Saturday, July 18, 2015

Paul, the Prisoner for the Lord

Ephesians Study
Chapter 4

Amplified Bible:

Ephesians 4:1  I, therefore, the prisoner for the Lord, appeal to and beg you to walk (lead a life) worthy of the [divine] calling to which you have been called [with behavior that is a credit to the summons to God's service,

Ephesians 4:2  Living as becomes you] with complete lowliness of mind (humility) and meekness (unselfishness, gentleness, mildness), with patience, bearing with one another and making allowances because you love one another.

Ephesians 4:3 Be eager and strive earnestly to guard and keep the harmony and oneness of [and produced by] the Spirit in the binding power of peace.

Paul begins Chapter 4 with his identity…the prisoner for the Lord!  He was imprisoned by the Romans, but his identity is in the Lord.  He appeals to us to live a life worthy of our divine calling.  Have we realized that we have a divine calling?  We have been called to this divine calling.  This is from God…not man.  Our belief will determine our behavior.  

I remember once when I worked in an office, that I got very mad about something.  I was married to the Purchasing Agent and was daughter-in-law to the Vice President.  An outside salesman knew I was upset, and he took me by the arm and said, “Girl, remember who you are.”  What an incredible spiritual lesson he taught me, and a good business one, too.  

Paul is begging us to remember who we are in the Lord.  He is pleading with us to behave in a way that supports this divine calling.  I just love this!  Are we a credit to God’s service?  If not, we have forgotten who we are and whose we are.  That which we long for is evidence of this divine calling.  The longing comes from the heart of God within us.  

In Verse 2, we see the divine paradox at play.  Remember who you are is not a place of pride in self.  It is living in humility, meekness, patience, tolerance…all of which are generated by love.  Love is the first fruit of the Spirit.  That is because all the others proceed from it.   Our divine calling comes from the Love.  Paul pleads with us to love one another.  Living as becomes you…I love that!  How does it get any better than this!  

We love because He first loved us.  This loving one another does away with judging.  We judge others because we are really judging ourselves on some level.  Otherwise, it would not make any difference to us.  We would not be urged to find something WRONG with another.  We do, because we have conscious or subconscious programming that there is something wrong with us and/or someone else.

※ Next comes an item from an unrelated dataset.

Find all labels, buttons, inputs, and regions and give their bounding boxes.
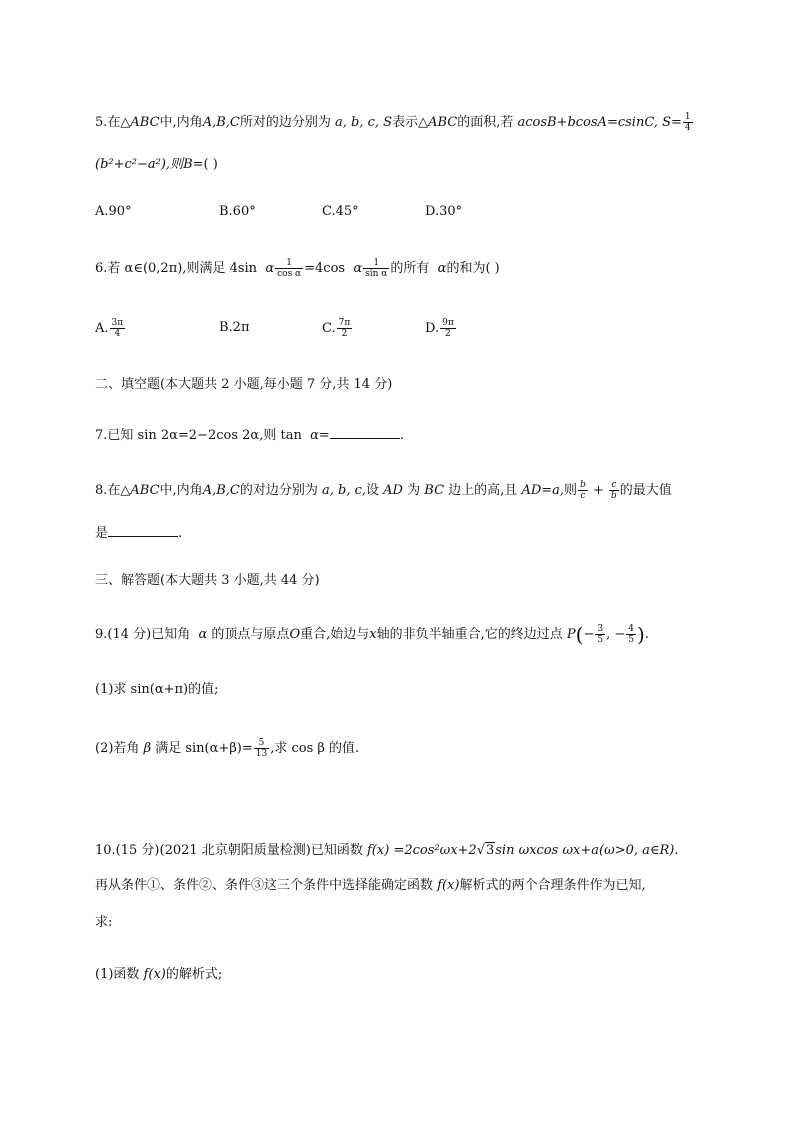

We have bought into the devil’s agenda of guilt, condemnation, and shame.  Instead of seeing what another is NOT, let us see what is…other children of God who are learning the Way, the Truth, and Life.  

Access your capacity to love.  It is the Father’s love.   Give it away.  We love because He first loved us.  He showed us how.  He filled us with this grace.  We are one in a limitless God.  That means we can believe in the limitless power that is His within us.  Do we realize that God has our back?  Realizing that, what will we allow God to be and do through us?  It is such a comfort to me…as the Good Shepherd, He has my back.  

Ephesians 4:3 “Be eager and strive earnestly to guard and keep the harmony and oneness of [and produced by] the Spirit in the binding power of peace.”  At His birth, the angels proclaimed peace.  When you look at His life, there is anything but peace that is seen from a human perspective.  When wakened from a storm in the boat, He said, “Peace, be still.”  The peace that He brings is much more profound than the storms of this world.  This peace resonates with the energy of Heaven…love.  Oneness in the Spirit has a binding power of peace.  Wow!  Peace means that we have learned to not judge.  That means we are peaceful in trusting others to God and God with others…and ourselves.  

Paul shows us how to live in submission to the will of God…even prison.  We do not like to think that our experience might be like Paul’s.  From the emotional and spiritual perspective, our prisons are internal.  Because we are still learning to share His peace with others, we are often living without the harmony and oneness of the Spirit.  We feel it.  That is the longing in us that we keep trying to fill with the people, places, and things of this world.  We already have in Him what we are seeking. 

Paul’s description of himself as a prisoner for the Lord speaks so softly to me.  He had met the Master.  He had been captured by the Master.  He was in love with the Master. I find the following quote to be a beautiful expression of this relationship between Paul and the Master (Jesus and God):

“That is exactly the role of a Master, to create an intense desire for union 
with the Beloved--and when union happens, 
an atomic mystical power is released 
that can be directed toward humanity."  

Ladinsky, Love Poems From God: Twelve Sacred Voices 
From the East and West (Penguin Compass: 2002), 58-59.


Oh, wondrous Lover of my soul.  To be filled with this intense desire for union of which Paul is speaking and living out in his life.  We have no greater calling.